Edie is a talented musician. Her father had encouraged her music, to the point of neglecting everything else that she should have been learning. After her engagement, I really enjoyed the letter that she wrote to Gowan. She wants to make sure that he understands her needs. She considers herself to be very practical. Her father and stepmother have a very tumultuous marriage and she finds herself acting as peacemaker very often. She doesn't want that kind of drama in her own life. When she gets a chance to actually spend time with Gowan, she is quite happy with him. She discovers he has a sense of humor and they have some very interesting conversations. She is also attracted to him, which makes her think that the physical side of marriage will be good also. Unfortunately, their wedding night does not go well, and thanks to some bad advice from her stepmother, she makes some terrible decisions. She is also frustrated by the way that he pays no attention to her during the day, preferring to work constantly. What she doesn't seem to see is that she is very much the same way when it comes to her music. She shuts him out, along with everyone else, when she is playing. I thought it was incredibly selfish of her to not want to participate in the running of the house at all. She expected everyone to cater to her when it came to her music. I was glad that she felt bad about her treatment of Gowan, but felt like she really needed to take more responsibility for her part in their problems. 

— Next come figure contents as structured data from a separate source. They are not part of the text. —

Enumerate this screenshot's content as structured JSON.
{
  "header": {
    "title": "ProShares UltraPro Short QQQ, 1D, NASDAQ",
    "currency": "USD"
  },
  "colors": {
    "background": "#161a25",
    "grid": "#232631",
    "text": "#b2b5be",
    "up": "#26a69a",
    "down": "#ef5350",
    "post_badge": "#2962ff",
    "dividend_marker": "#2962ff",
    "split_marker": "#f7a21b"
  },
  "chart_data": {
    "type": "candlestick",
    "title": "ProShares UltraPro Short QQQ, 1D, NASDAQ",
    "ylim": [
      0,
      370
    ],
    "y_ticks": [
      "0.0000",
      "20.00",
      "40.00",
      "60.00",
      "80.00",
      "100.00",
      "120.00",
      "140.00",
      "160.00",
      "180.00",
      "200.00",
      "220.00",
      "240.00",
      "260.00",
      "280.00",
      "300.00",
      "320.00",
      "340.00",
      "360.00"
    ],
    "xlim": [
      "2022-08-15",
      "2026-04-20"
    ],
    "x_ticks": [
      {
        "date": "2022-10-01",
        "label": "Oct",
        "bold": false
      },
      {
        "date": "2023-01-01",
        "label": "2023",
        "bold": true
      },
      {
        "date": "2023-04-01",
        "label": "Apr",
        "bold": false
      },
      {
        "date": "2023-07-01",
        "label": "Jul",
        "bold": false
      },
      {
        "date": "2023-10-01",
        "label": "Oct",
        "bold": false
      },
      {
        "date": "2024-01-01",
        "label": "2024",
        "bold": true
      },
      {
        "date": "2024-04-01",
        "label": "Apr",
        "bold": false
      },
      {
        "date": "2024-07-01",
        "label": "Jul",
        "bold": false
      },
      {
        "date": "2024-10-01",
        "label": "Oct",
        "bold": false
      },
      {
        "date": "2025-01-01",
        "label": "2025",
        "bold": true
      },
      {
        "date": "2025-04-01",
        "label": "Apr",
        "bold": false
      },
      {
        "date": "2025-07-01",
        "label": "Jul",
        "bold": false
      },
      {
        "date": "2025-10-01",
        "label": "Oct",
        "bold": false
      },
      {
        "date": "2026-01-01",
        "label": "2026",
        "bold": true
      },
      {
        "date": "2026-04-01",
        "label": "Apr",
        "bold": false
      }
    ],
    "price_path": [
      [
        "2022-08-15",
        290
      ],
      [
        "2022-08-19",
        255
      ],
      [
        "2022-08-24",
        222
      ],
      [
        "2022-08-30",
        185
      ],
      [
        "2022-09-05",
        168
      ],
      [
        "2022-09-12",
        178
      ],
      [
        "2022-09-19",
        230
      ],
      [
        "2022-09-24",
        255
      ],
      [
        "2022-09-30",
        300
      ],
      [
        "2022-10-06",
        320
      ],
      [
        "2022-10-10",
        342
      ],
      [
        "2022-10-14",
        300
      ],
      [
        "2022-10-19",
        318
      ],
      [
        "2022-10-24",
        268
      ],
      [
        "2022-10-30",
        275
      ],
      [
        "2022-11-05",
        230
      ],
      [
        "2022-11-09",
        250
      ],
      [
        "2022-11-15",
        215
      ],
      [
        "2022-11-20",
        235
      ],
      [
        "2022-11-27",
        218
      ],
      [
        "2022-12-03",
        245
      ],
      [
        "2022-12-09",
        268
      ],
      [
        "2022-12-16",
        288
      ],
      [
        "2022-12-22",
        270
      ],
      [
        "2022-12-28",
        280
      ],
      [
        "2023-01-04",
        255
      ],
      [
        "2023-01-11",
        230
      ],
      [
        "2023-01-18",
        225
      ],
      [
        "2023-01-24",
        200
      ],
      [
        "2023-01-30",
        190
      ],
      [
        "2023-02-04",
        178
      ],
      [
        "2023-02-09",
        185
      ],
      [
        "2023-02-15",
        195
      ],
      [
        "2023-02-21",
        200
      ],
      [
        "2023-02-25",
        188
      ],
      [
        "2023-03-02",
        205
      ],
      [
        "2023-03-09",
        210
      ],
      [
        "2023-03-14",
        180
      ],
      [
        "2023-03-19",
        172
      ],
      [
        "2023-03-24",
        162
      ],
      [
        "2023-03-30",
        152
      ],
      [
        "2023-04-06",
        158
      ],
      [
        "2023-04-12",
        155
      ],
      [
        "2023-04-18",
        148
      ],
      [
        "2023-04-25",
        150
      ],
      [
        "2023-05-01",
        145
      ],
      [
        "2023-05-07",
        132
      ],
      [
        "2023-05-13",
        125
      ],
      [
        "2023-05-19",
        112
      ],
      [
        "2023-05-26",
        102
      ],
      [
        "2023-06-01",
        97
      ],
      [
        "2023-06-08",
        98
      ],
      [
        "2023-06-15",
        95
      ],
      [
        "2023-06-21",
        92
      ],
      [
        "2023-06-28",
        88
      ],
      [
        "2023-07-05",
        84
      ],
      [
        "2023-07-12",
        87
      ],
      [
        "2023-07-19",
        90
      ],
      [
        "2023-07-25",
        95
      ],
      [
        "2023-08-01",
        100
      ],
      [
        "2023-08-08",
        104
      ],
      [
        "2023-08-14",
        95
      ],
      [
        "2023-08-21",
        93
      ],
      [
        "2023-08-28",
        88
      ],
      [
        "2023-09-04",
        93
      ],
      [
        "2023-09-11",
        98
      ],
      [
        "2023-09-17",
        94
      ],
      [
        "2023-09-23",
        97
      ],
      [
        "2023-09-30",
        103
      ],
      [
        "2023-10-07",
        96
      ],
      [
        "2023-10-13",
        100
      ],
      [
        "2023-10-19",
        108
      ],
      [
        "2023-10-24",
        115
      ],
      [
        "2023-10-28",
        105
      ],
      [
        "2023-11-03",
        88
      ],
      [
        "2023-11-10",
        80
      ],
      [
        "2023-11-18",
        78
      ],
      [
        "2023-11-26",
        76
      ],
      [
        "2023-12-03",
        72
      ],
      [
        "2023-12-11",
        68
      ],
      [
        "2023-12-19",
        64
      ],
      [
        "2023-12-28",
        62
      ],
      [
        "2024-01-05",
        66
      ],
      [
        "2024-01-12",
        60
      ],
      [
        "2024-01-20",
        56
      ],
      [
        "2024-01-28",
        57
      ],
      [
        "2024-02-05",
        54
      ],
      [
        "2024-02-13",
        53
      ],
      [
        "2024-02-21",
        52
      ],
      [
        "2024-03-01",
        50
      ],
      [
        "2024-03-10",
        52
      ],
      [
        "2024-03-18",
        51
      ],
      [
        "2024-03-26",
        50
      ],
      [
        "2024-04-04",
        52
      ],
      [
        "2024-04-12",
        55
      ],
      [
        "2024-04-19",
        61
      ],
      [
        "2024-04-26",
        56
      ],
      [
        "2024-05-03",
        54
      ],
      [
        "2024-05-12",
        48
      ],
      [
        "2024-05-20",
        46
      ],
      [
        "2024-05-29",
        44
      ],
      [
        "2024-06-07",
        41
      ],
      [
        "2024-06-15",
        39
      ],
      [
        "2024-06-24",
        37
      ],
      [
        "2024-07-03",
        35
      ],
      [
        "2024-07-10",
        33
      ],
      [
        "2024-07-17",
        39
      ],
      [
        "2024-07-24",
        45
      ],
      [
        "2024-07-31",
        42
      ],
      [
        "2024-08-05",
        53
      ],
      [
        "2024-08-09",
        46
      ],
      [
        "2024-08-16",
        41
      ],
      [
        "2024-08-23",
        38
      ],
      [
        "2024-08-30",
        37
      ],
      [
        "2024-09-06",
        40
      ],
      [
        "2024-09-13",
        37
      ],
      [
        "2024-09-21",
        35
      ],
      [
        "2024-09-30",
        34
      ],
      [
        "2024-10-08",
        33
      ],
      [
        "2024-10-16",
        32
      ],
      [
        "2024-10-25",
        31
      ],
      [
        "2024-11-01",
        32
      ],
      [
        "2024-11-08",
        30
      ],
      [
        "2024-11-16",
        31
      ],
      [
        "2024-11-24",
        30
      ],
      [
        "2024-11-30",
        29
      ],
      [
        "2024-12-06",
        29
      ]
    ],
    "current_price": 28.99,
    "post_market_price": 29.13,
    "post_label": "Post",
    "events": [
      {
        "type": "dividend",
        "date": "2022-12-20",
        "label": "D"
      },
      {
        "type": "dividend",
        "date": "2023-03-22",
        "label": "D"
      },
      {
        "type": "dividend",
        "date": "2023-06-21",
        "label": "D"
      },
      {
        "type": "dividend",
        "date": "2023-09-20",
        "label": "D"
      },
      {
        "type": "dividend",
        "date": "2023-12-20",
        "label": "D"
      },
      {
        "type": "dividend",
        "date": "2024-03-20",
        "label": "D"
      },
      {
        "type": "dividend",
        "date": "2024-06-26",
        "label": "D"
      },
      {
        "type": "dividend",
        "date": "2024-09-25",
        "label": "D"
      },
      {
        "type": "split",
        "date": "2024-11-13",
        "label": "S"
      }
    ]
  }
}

Gowan and Edie were affected by the things they had seen in their parents' marriages. Both of them had to move past those fears and create their own reality. Gowan's fear of being like is father sent him too far in the other direction. He was so completely unconscious of how controlling he was over every detail of his life that watching him see it through Edie's eyes was great. Both of them had a fear of failure that had contributed to their marital problems. Neither wanted to admit to the other that everything wasn't a great as they were pretending. I loved the tower scene where they were finally able to be honest with each other and get their marriage going the way they wanted it.

The secondary characters of Layla and Edie's father were great at showing what not to do. I could never quite understand why Edie was always taking Layla's advice when it was obvious that what she was doing in her own marriage wasn't working. Edie's dad also didn't do her any favors when he encouraged her total absorption in her music. He was being selfish in his own way because he didn't want to lose his music partner. He also needed to look at his own attitude toward his wife and see that his actions were feeding hers.